A new study has produced results that give a clearer idea of when women with BRCA1/2 gene mutations are most likely to develop breast and ovarian cancer.
The Australian study, led at the University of Melbourne and including another 18 countries across the world, followed nearly 10,000 women with BRCA1/2 gene mutations for up to 20 years.
The study found that by the age of 80, BRCA1 gene mutation carriers had on average a 72% chance of developing breast cancer and 44% chance of getting ovarian cancer. For BRCA2 mutation carriers the risk is 69% for breast cancer and 17% for ovarian cancer by the age of 80.
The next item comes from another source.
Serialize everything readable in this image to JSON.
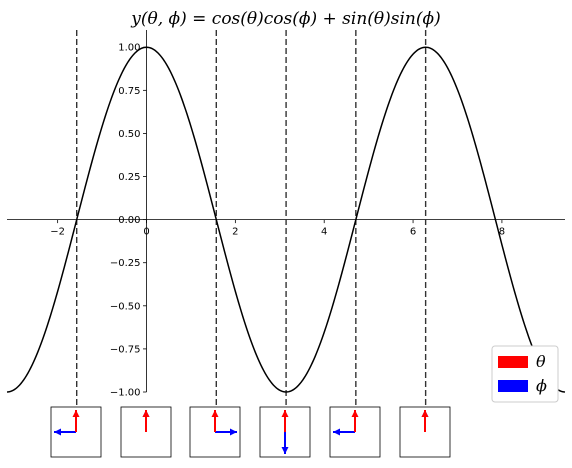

The study also showed that cancer risk increases rapidly at a younger age, peaking in the 30s for BRCA1 mutations carriers, and 40s for BRCA2 mutation carriers. Risk then remains high until a woman reaches her 80s, and not her 60s as previously thought.
It was found that a woman’s risk is higher where there are more cases of breast and ovarian cancer in her family history, compared to those women with few cases.
This is interesting new information that can help women identify when they are going to be most at risk, and allow them to make more informed decisions about screening and when to have risk reducing surgery.
This is particularly important when thinking about things such as when to start a family. It also shows the importance of BRCA gene mutation carriers being aware of their family history of breast and ovarian cancer so they know if they are more at risk.